Covid-19 : Les frontières resteront fermées, le rapatriement des Marocains bloqués à l’étude




Intervenant ce jeudi lors du point de presse hebdomadaire du porte-parole du gouvernement, le ministre de la Santé et de la protection sociale Khalid Ait Taleb a affirmé que le Royaume du Maroc était désormais une «zone verte» concernant la situation épidémiologique, défendant ainsi le maintien de la fermeture des frontières.

Khalid Aït Taleb





La situation épidémiologique actuelle est «stable» au niveau national, mais «elle ne doit pas être observée sur un plan intérieur seulement», a indiqué ce jeudi le ministre de la Santé et de la protection sociale, Khalid Ait Taleb. 

Intervenant lors du point de presse hebdomadaire du porte-parole du gouvernement pour répondre aux questions des journalistes, il a affirmé que la situation était «sous contrôle» dans pays, bien qu’on observe une hausse des cas dans certaines régions. Ce constat est dressé sur la base d’un comparatif sur une période hebdomadaire. 

«On tient compte d’indicateurs liés au nombre d’infections, de cas critiques, du nombre de lits occupés dans les structures hospitalières et particulièrement dans les services de réanimation ainsi que le taux d’infection par 100 000 habitants», a expliqué le ministre. «Ces données croisées nous permet d’affirmer qu’actuellement, le Maroc est une zone verte», a-t-il ajouté. 

Toujours est-il qu’au niveau régional, la situation reste préoccupante, compte tenu de différents éléments principaux. Selon Khalid Ait Taleb, les pays voisins et ceux avec lesquels le royaume a beaucoup de liens, notamment en Europe, «vivent une détérioration de la situation sanitaire, poussant notamment trois État à anticiper les vacances de fin d’année».




Pour le ministre, cela est dû particulièrement à la propagation du variant de la souche Delta de la Covid-19. Et de rappeler qu’il n’existe pas de modèle type en termes de prévention et de protection contre la pandémie. 

«De ce fait, chaque État prend des mesures en fonction de sa situation épidémiologique, mais aussi de ses capacités en termes d’infrastructure sanitaire et de ressources humaines. L’importance est le résultat sur le terrain des décisions prises et dans le cas du Maroc, le résultat est que nous avons enregistré des acquis que nous gagnerons à conserver.» 

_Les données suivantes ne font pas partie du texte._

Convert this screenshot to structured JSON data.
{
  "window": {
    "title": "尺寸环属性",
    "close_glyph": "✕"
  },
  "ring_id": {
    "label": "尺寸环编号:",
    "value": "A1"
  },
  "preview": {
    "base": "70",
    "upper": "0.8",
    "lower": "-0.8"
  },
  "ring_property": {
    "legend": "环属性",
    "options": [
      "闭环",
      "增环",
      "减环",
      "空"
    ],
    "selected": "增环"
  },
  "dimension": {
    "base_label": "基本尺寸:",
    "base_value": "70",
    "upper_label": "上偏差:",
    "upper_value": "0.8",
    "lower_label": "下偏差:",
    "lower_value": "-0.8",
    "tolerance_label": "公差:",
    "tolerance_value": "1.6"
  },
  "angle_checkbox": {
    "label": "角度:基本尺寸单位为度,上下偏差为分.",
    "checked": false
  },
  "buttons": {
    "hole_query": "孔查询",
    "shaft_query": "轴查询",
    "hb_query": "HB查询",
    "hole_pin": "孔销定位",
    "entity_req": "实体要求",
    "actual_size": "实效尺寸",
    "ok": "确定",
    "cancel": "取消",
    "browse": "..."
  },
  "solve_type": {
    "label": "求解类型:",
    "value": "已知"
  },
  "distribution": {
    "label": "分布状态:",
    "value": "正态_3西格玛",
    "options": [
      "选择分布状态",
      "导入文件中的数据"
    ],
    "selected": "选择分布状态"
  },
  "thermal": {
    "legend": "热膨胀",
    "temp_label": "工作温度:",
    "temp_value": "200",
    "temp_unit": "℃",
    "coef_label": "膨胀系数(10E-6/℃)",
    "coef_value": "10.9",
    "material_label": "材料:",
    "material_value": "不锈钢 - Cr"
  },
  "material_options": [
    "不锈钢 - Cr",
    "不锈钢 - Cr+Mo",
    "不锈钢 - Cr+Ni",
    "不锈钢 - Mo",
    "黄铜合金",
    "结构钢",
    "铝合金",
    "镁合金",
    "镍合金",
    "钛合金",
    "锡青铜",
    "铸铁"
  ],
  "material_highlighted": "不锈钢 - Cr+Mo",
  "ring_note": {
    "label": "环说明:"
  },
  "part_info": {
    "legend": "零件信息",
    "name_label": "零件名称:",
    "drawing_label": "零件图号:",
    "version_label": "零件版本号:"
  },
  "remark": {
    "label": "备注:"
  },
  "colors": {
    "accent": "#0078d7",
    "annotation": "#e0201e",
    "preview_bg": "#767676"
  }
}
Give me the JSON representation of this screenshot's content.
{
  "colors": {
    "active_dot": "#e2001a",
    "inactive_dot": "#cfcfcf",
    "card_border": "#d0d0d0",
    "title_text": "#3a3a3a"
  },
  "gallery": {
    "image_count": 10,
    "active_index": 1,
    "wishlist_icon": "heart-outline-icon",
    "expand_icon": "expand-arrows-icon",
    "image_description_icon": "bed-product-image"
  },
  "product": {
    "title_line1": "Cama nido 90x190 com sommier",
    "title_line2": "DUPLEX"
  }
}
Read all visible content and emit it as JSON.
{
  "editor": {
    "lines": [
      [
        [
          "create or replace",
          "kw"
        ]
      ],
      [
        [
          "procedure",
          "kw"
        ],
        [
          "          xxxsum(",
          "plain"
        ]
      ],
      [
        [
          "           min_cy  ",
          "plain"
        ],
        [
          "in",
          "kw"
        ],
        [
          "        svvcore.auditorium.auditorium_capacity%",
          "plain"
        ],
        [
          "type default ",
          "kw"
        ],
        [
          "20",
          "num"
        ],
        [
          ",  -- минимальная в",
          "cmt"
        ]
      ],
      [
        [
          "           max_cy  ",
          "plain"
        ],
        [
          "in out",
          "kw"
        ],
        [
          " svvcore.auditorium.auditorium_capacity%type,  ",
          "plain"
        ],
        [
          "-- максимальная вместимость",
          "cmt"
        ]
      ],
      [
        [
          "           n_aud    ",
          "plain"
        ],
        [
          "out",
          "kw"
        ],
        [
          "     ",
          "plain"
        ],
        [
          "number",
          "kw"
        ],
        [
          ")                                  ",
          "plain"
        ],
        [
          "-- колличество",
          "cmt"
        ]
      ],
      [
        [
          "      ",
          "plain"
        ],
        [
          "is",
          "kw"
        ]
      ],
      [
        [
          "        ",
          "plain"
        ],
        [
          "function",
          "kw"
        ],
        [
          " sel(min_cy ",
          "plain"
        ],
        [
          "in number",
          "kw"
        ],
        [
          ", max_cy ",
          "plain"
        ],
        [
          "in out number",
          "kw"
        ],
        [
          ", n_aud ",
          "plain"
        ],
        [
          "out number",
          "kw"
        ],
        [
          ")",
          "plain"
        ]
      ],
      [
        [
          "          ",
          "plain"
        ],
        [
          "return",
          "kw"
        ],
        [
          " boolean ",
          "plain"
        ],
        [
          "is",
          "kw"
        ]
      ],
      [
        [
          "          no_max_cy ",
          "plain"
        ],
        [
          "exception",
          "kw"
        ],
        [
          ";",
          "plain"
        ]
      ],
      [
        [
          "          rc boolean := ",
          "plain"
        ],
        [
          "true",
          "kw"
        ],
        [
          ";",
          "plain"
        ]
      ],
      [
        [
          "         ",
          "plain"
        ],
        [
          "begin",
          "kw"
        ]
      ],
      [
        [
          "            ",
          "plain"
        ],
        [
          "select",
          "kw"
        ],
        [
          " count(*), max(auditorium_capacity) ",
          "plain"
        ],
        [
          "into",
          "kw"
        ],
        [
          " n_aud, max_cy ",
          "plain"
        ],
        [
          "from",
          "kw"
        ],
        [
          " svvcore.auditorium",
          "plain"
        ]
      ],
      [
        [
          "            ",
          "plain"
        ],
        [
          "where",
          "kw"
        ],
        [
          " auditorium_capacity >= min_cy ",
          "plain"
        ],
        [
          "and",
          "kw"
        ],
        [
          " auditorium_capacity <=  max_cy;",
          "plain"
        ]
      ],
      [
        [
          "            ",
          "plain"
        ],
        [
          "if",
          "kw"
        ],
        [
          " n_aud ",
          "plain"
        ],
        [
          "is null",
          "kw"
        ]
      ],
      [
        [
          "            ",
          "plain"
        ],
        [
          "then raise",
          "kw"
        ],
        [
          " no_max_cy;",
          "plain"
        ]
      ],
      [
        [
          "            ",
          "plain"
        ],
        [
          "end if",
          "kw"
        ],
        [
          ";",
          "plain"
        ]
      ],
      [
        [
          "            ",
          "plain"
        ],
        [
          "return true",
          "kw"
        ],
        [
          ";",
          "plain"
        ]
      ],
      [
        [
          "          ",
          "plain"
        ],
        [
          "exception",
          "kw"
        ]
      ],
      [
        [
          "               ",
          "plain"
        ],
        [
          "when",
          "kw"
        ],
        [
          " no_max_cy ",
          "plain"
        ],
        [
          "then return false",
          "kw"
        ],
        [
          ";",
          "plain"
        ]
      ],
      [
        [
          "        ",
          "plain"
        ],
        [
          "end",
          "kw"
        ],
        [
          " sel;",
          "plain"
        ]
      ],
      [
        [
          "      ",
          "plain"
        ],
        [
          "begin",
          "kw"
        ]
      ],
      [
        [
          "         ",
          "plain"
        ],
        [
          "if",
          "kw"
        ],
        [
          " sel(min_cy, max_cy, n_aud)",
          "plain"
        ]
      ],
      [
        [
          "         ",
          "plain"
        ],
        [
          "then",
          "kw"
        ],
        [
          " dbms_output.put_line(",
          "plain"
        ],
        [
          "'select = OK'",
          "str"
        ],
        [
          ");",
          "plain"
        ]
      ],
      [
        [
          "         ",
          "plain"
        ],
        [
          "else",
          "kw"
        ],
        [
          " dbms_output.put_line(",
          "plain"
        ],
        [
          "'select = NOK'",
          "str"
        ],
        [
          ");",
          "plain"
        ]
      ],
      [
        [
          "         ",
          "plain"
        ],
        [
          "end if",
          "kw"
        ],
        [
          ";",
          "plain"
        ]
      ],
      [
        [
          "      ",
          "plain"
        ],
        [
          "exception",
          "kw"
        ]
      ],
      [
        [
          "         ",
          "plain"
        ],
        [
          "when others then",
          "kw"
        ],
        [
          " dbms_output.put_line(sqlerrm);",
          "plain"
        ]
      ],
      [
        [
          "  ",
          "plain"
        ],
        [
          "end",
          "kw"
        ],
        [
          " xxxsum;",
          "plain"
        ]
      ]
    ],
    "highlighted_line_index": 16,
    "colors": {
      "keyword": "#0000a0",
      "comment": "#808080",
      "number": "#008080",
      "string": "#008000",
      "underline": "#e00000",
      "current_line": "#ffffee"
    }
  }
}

C’est la raison pour laquelle les récentes décisions sur la fermeture des frontières ont été prises, a rappelé le ministre, ayant fait que «nous sommes encore à l’abri de l’apparition du variant Omicron sur le plan national, alors qu’il se répand en Afrique du Sud, dans d’autres régions du continent et dans un total de 57 États à travers le monde». «Nous sommes donc cernés des deux cotés et nous devons assurer la pérennité de ces acquis», a-t-il insisté. 

Dans ce même contexte, le gouvernement est en train d’étudier les possibilités du rapatriement des Marocains bloqués à l’étranger, «mais conformément à un protocole sanitaire spécialement défini à cet effet et à suivre pour un retour sûr et sécurisé sur le plan sanitaire.

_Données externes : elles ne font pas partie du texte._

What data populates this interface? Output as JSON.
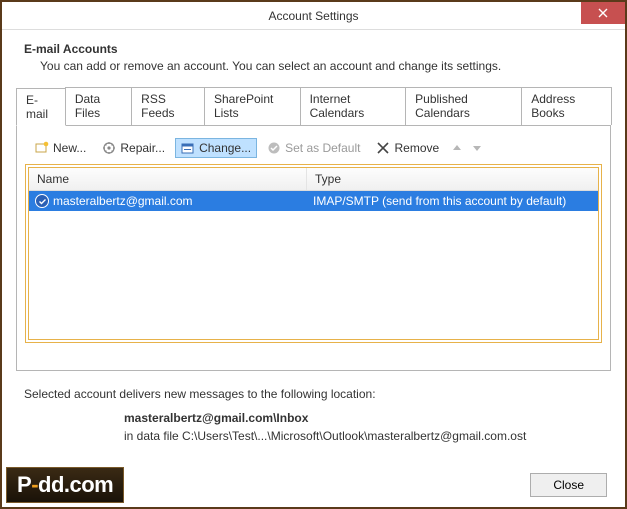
{
  "window": {
    "title": "Account Settings"
  },
  "header": {
    "title": "E-mail Accounts",
    "desc": "You can add or remove an account. You can select an account and change its settings."
  },
  "tabs": [
    {
      "label": "E-mail"
    },
    {
      "label": "Data Files"
    },
    {
      "label": "RSS Feeds"
    },
    {
      "label": "SharePoint Lists"
    },
    {
      "label": "Internet Calendars"
    },
    {
      "label": "Published Calendars"
    },
    {
      "label": "Address Books"
    }
  ],
  "toolbar": {
    "new_label": "New...",
    "repair_label": "Repair...",
    "change_label": "Change...",
    "default_label": "Set as Default",
    "remove_label": "Remove"
  },
  "columns": {
    "name": "Name",
    "type": "Type"
  },
  "rows": [
    {
      "name": "masteralbertz@gmail.com",
      "type": "IMAP/SMTP (send from this account by default)"
    }
  ],
  "location": {
    "intro": "Selected account delivers new messages to the following location:",
    "path_bold": "masteralbertz@gmail.com\\Inbox",
    "path_detail": "in data file C:\\Users\\Test\\...\\Microsoft\\Outlook\\masteralbertz@gmail.com.ost"
  },
  "footer": {
    "close": "Close"
  },
  "watermark": {
    "p": "P",
    "dash": "-",
    "rest": "dd.com"
  }
}
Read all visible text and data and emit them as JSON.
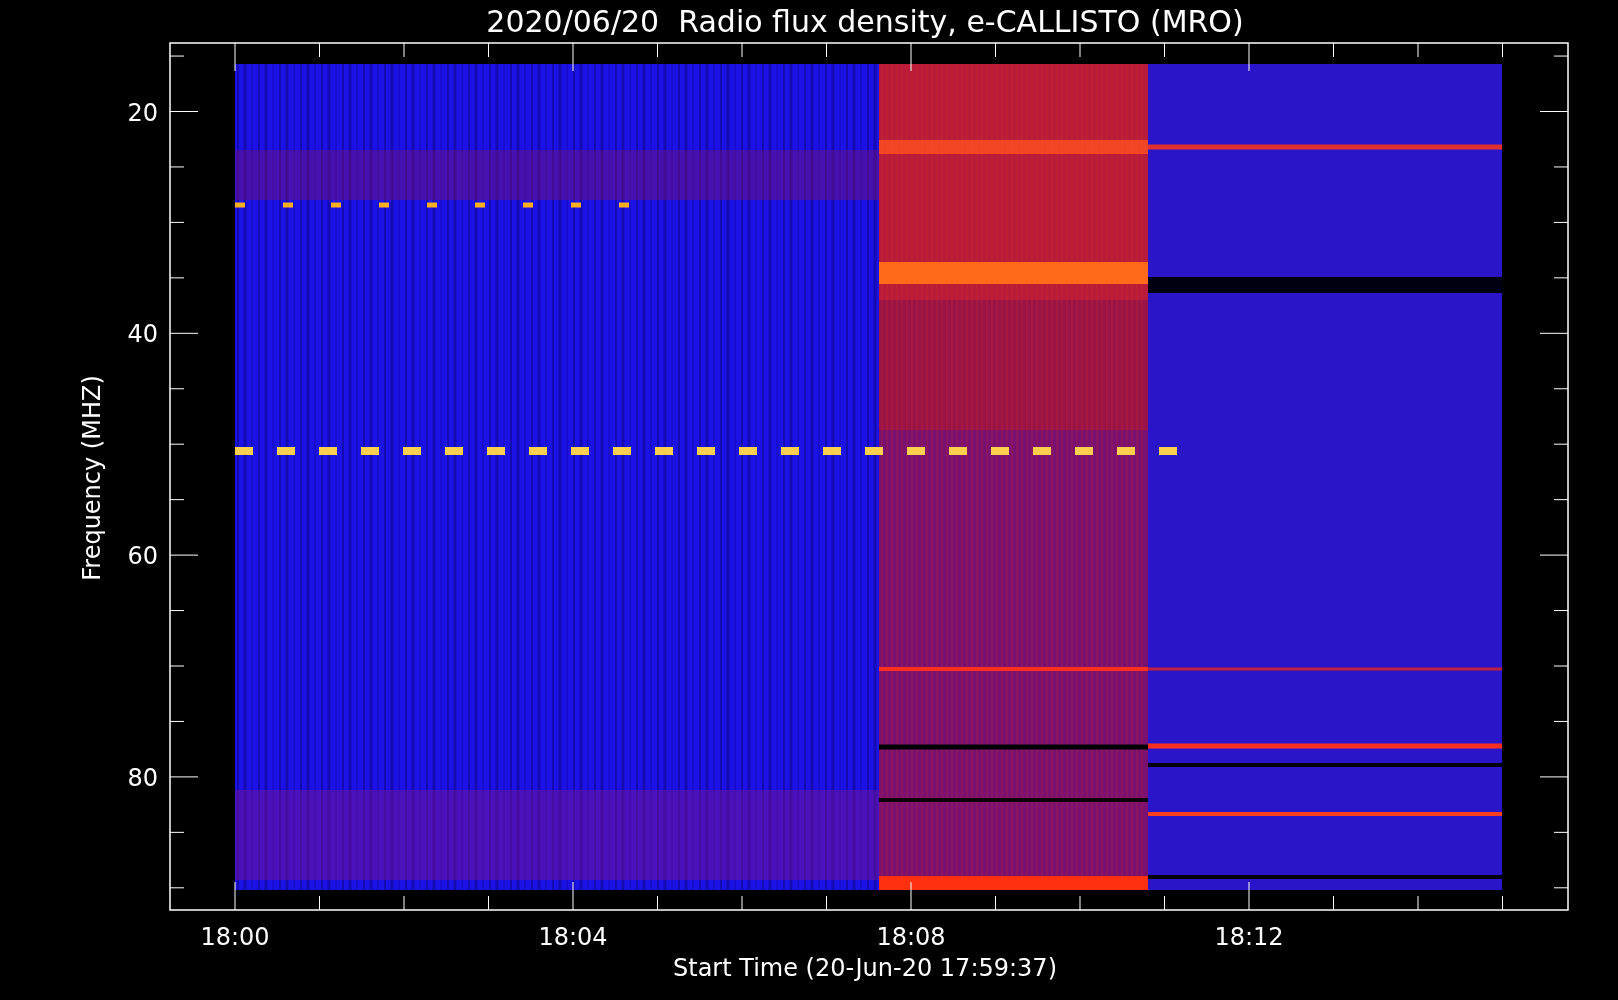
{
  "title": "2020/06/20  Radio flux density, e-CALLISTO (MRO)",
  "y_axis": {
    "label": "Frequency (MHZ)",
    "ticks": [
      "20",
      "40",
      "60",
      "80"
    ]
  },
  "x_axis": {
    "label": "Start Time (20-Jun-20 17:59:37)",
    "ticks": [
      "18:00",
      "18:04",
      "18:08",
      "18:12"
    ]
  }
}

Surtout pour ceux qui reviennent de zones fortement touchées dans le monde», a annoncé le ministre de la Santé. Concernant la vaccination au Maroc, Ait Taleb a par ailleurs indiqué que 67% de la population cible a bénéficié de la première dose vaccinale et 62% a reçu la deuxième dose. 

«50% des non-vaccinés atteints de Covid-19 sont admis actuellement aux services de réanimation et 50% ont été vaccinés», a-t-il ajouté, soulignant que la deuxième catégorie est constituée de cas des personnes âgées de plus de 60 ans ainsi que de ceux dont la seconde dose vaccinale remonte à six mois et plus. 

«Si l’ont tient compte du nombre total des personnes vaccinées mais dont la prise de deuxième dose vaccinale remonte à six mois et plus, le taux d’admission en réanimation comparé aux non-vaccinés est largement inférieur, ce qui rappelle que la vaccination prévient le développement de cas graves et la mortalité en cas d’infection, mais aussi que l’efficacité du vaccin s’amenuise peu à peu au bout de six mois, d’où l’importance de faire la troisième dose vaccinale compte tenu de la notion du bénéfice immunitaire», souligne Khalid Ait Taleb. 

Dans ce sens, le ministre a affirmé qu’«aucun des cas atteint et ayant reçu la troisième dose vaccinale n’a été admis en réanimation».